Comme dernière exemple de la tentative de manipulation de l’opinion publique par le CG 81 et la Préfecture, citant la question des recours devant les tribunaux. Ils laissent entendre dans leurs communiqués que le Tribunal administratif de Toulouse a confirmé l’intérêt général du projet quand il a rejeté le recours suspensif des opposants en décembre 2013. Or, le jugement concernait la légalité de l’arrêté préfectoral et non pas l’objet de l’arrêté qui sera lui jugé dans un ou deux ans seulement. Ce sera malheureusement dans les mêmes délais que seront jugés les deux autres recours sur le fond des deux autres arrêtés (Déclaration d’utilité publique et dérogation à la loi sur les espèces protégées). Rappelons que plusieurs barrages construits par la CACG ont été condamnés de nullité après leur construction du fait que la justice avance moins vite que les bulldozers.
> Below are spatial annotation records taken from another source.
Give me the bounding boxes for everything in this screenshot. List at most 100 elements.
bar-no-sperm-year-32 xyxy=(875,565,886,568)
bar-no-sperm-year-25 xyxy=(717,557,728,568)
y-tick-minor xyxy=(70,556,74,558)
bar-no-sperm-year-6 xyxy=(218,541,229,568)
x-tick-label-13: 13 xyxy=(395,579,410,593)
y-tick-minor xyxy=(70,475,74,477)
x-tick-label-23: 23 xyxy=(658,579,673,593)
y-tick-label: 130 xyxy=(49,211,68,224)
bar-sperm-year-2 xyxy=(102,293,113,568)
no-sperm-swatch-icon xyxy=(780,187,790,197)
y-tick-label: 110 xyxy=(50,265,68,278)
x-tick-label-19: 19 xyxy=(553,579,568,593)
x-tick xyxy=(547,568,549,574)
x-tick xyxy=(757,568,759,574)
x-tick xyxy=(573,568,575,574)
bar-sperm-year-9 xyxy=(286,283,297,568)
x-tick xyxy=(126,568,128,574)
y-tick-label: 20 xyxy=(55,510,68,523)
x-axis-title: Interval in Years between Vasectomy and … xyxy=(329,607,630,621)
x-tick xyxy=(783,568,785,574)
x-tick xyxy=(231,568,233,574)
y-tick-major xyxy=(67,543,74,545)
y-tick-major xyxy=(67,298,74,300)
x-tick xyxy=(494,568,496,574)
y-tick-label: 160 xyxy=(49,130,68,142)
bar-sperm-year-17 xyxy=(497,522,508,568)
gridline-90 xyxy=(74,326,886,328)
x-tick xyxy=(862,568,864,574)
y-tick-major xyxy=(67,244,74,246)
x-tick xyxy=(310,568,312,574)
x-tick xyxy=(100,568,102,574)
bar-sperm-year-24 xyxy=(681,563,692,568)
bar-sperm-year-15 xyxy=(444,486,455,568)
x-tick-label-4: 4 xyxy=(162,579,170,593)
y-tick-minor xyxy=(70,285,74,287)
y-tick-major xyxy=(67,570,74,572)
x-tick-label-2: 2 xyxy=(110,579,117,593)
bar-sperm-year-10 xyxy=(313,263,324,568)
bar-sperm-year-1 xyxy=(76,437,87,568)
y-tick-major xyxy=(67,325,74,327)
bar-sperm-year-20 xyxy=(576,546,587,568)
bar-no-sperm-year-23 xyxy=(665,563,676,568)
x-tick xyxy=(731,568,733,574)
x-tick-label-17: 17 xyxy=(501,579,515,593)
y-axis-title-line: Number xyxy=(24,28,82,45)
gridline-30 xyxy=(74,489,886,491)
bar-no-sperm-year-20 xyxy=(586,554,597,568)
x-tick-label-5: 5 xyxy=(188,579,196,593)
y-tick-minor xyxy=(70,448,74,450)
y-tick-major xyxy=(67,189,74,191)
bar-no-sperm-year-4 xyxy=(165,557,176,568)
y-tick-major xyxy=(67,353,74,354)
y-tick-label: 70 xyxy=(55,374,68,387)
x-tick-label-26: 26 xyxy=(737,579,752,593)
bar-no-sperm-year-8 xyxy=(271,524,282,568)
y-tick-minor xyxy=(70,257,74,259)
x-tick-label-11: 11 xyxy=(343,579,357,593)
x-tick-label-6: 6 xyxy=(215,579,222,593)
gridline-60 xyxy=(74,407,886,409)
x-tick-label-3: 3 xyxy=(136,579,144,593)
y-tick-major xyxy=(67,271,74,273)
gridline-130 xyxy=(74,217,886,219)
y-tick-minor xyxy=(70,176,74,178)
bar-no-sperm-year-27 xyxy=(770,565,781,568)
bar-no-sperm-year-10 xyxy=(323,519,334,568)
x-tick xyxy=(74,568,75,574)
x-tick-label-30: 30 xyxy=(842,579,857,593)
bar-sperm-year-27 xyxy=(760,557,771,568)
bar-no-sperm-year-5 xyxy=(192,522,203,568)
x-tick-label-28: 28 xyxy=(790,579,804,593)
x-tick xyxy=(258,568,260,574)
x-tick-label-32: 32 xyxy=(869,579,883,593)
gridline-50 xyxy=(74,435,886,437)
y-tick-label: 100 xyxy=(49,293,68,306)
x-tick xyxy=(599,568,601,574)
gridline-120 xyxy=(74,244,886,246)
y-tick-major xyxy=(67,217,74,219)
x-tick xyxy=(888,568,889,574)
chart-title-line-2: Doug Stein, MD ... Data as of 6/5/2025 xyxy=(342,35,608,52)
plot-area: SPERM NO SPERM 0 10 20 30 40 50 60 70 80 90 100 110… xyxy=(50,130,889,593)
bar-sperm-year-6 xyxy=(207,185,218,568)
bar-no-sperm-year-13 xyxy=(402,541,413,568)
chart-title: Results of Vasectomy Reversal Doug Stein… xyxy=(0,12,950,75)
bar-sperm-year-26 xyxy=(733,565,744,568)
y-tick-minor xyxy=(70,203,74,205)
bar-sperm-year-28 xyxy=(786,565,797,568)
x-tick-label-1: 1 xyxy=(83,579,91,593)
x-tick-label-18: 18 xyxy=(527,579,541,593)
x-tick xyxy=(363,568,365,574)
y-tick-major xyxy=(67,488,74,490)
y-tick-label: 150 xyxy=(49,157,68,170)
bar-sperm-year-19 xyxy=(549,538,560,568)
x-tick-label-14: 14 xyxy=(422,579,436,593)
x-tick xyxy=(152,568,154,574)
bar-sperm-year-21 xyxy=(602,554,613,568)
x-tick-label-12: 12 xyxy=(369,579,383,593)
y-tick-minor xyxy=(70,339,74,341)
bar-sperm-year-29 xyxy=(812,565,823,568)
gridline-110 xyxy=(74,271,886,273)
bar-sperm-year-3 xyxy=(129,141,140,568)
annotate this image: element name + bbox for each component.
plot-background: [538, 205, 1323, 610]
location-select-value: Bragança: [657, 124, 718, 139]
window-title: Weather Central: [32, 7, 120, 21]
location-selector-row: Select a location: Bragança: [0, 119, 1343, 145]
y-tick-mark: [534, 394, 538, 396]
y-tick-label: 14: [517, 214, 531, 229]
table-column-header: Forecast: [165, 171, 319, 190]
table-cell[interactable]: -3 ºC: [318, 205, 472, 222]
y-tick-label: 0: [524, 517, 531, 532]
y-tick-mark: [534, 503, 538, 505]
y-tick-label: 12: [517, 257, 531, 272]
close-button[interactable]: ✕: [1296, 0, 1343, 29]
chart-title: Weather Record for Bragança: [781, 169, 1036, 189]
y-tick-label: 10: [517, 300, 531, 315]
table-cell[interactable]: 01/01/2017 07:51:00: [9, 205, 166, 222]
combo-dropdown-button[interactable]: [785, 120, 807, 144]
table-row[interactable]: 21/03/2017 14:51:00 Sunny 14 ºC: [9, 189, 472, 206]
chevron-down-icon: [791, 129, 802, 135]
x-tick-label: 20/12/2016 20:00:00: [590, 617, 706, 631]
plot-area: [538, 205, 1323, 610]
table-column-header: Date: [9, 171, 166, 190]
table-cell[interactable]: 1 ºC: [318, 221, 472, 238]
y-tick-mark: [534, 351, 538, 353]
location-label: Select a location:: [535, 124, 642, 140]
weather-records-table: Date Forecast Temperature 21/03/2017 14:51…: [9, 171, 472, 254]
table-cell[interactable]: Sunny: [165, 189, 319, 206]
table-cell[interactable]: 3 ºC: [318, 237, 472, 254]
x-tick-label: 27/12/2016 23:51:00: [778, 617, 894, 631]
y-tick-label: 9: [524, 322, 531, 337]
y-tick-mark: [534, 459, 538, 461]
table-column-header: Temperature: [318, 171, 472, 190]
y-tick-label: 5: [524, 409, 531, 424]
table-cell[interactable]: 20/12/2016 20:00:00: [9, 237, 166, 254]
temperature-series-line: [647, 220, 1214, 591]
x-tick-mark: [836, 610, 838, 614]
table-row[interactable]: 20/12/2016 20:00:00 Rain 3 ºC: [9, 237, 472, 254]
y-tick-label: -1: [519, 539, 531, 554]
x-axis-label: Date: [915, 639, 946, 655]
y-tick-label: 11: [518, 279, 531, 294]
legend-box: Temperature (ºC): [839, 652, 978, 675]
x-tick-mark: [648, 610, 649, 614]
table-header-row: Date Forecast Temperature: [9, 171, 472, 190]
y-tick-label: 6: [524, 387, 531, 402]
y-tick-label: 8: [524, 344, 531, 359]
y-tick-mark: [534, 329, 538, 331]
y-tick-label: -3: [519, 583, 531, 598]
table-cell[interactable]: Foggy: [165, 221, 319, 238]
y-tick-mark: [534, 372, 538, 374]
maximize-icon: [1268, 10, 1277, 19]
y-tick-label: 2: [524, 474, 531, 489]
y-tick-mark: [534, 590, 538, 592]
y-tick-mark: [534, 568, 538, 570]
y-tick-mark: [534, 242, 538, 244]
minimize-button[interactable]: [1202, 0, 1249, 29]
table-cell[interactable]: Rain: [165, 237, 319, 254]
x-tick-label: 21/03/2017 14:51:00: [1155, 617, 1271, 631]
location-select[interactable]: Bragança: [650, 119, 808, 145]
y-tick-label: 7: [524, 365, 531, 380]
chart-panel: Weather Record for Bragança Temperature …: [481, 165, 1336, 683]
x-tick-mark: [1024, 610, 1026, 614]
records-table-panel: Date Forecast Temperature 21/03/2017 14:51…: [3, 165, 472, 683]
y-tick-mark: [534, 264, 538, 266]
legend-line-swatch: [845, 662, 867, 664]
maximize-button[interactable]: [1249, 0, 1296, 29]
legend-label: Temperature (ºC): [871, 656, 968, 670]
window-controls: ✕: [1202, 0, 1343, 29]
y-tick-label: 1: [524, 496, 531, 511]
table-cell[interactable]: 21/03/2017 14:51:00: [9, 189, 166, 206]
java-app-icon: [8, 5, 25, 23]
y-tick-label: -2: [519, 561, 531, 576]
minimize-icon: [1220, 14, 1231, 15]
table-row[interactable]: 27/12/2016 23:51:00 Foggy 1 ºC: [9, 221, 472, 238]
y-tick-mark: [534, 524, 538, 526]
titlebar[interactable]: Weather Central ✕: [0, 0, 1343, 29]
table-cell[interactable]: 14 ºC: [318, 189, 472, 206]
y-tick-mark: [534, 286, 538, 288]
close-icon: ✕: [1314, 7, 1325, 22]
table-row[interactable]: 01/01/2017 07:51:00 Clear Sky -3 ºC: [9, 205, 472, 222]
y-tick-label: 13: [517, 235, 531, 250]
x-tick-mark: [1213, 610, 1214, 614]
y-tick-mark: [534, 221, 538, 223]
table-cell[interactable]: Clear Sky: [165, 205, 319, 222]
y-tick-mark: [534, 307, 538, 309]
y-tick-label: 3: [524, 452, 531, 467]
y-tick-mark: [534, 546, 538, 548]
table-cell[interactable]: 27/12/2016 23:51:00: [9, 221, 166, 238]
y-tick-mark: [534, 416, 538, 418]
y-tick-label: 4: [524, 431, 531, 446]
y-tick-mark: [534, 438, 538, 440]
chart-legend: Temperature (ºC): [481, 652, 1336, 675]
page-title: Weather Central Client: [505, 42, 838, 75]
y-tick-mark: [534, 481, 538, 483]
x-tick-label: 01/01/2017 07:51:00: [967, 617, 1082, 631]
Il en est ainsi du barrage de Gabas (dept. 64 et 65) et, plus proche de nous, de celui de Fourogue construit en 1998 sur le bassin de la Vère pour le Conseil Général du Tarn et qui a été déclaré illégal en 1999.

 

Le 28 février 2014, le Premier Ministre Jean-Marc Ayrault avait déclaré aux médias « que les recours déposés contre le projet de transfert d'aéroport de Nantes vers Notre-Dame-des-Landes devaient être examinés par la justice avant que les travaux ne puissent commencer » arguant du fait que « nous sommes dans un Etat de droit ». C’est toujours la position du gouvernement réaffirmé à travers les propos de la Ministre chargée de l’Ecologie. Pourquoi l’Etat de droit ne s’applique-t-il pas dans le Tarn également ? Les recours déposés sur le fond doivent être examinés par la justice avant que les travaux du barrage de Sivens ne puissent commencer !

 

Cette attitude inacceptable du CG 81 et de la Préfecture et le mépris affiché envers les opposants ces dernières années ont conduit de plus en plus de citoyens à venir s’opposer au démarrage du projet en occupant le futur site du chantier. Cette occupation illégale et la résistance au déboisement en cours actuellement sont la conséquence du passage en force du CG 81 et de la Préfecture. Qu’ils respectent l’Etat de droit comme c’est le cas vis-à-vis du projet d’aéroport à Notre-Dame des Landes, qu’ils déclarent formellement ainsi un moratoire du projet jusqu’à l’épuisement des recours déjà déposés et la vallée du Testet retrouvera sa sérénité.